As Button reconstructs it (p.117):

The BIV scenario. All sentient creatures, including me, are eternally envatted brains. That is, for the entire duration of their lives, they were, are, and always will be brains in vats. However, everyone is wired into an infernal machine, which subjects us all to electronic neural stimulations, so that everything appears normal.

To which Putnam delivers his celebrated counter-argument, reconstructed thus on the next page:

(1) A BIV’s word ‘brain’ does not refer to brains.

(2) My word ‘brain’ refers to brains.

(3) So: I am not a BIV.

I have found this argument compelling in the past, although reading Button’s review of it set amongst his analysis of Putnam’s other ideas is making me wonder if it might be too strong, and rule out ideas that are not obviously absurd or objectionable.  A parallel version could hold that observable material objects can’t be composed of unobservable material parts because that’s not what “material object” refers to, and we can only broaden that category by magically assuming what cannot be demonstrated. There is an extended discussion of theories of perception and whether any particular one could be of help to the External Realist, who wants to maintain we could be radically mistaken even in our best possible theories of the world. If the External Realist is illegitimately assuming magical referential connections, what I am not sure about is whether that makes every day microcompositional theories also problematic at least without breaking with conclusions reached earlier in the book. But this is a hard set of topics and I only wanted to raise the tone of a bland blog post about some films and their fans that I don’t really care for, except for the thematic connections with other texts.

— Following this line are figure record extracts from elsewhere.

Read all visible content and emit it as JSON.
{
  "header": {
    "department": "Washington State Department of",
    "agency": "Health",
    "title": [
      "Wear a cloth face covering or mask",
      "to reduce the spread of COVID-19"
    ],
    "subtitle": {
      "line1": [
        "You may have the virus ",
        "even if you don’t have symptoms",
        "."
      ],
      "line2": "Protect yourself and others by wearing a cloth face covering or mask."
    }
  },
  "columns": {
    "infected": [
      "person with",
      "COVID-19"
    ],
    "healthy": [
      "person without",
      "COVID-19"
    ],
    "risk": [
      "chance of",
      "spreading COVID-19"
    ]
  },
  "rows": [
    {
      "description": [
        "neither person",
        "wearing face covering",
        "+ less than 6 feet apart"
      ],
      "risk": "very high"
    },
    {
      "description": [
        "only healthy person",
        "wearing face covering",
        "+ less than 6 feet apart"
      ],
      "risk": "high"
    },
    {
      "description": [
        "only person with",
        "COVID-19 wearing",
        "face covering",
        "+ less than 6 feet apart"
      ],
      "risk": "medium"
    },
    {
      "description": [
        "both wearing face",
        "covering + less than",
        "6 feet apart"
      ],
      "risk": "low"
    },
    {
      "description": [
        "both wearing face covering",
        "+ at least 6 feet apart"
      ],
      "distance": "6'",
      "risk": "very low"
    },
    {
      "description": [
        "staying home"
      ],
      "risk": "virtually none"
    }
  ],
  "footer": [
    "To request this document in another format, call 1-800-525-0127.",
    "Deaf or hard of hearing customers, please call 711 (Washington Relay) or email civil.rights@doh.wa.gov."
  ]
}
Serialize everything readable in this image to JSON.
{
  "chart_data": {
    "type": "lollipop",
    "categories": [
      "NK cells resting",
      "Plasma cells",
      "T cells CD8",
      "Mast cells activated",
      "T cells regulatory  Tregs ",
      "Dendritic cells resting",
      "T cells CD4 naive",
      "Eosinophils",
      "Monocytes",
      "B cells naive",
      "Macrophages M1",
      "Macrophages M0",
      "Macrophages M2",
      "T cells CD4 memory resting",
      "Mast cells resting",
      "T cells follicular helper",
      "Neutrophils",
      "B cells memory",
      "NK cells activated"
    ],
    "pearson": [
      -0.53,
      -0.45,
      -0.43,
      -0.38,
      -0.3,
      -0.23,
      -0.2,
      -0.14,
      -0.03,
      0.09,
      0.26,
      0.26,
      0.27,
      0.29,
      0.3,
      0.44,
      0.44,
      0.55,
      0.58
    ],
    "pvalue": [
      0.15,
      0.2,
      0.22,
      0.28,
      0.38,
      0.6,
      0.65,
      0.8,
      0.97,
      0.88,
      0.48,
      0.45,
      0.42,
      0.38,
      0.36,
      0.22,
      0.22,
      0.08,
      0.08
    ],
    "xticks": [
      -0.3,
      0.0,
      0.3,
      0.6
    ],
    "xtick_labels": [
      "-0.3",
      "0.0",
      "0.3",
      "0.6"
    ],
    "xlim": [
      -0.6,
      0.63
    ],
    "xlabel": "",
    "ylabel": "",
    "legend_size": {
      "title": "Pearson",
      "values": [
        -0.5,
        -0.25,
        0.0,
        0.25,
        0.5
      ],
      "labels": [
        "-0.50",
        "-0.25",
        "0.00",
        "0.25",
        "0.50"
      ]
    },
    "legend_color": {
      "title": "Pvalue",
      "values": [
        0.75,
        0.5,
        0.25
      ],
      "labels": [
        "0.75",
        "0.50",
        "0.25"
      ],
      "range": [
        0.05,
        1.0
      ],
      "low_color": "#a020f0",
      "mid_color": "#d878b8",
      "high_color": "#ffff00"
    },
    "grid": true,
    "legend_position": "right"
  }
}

Whether Putnam-style arguments can be decisive against specified scenarios does not help against what Button characterises as “the dead-sober sceptic” who tries to convey a “visceral feeling of anxiety” with generic statements “such as ‘maybe we are ineffably but nightmarishly deluded’” (p 139)

My tentative prescription for the dead-sober sceptic [is]… [w]henever feelings of Cartesian angst occur, you should remind yourself that they are pathological… You should remind yourself that there is no content to your worries, beyond the mere fact that you are worried.

A sense of existential flatness, that the world lacks depth, is also being reported by the Matrix fanboys, and the view of the world as a video game is simply a way of parsing a sense that other figures in the landscape lack character or proper articulation. This was the experience indicated by a different kind of philosophical fiction, Sartre’s Nausea, but I prefer the earlier, shorter version in Nabokov’s tale “Terror”:

I understood the horror of a human face. Anatomy, sexual distinctions, the notion of ‘legs,’ ‘arms,’ ‘clothes’ – all that was abolished, and there remained in front of me a mere something – not even a creature, for that too is a human concept, but merely something moving past.

Also:

I was tortured by my efforts to recognise what ‘dog’ might mean, and because I had been staring at it hard, it crept up to me trustingly, and I felt so nauseated that I got up from the bench and walked away.

VN hated J-PS and was very happy to mention the similarities between “Terror” and Nausea, and that his work was published earlier.

In the end we can only reach a point of taking some beliefs for granted and that the absurd alternatives are simply absurd and ignorable. At least, that’s what humans really do, and they can’t help it. Actual existing sceptical problems, that could undermine an entire view of the world, are relegated to the status of curiosities because they must be wrong somehow. Otherwise you have to think we’re still living in AD75, and that’s just ridiculous. We must be at least up to AD93, despite whatever Phil reckoned.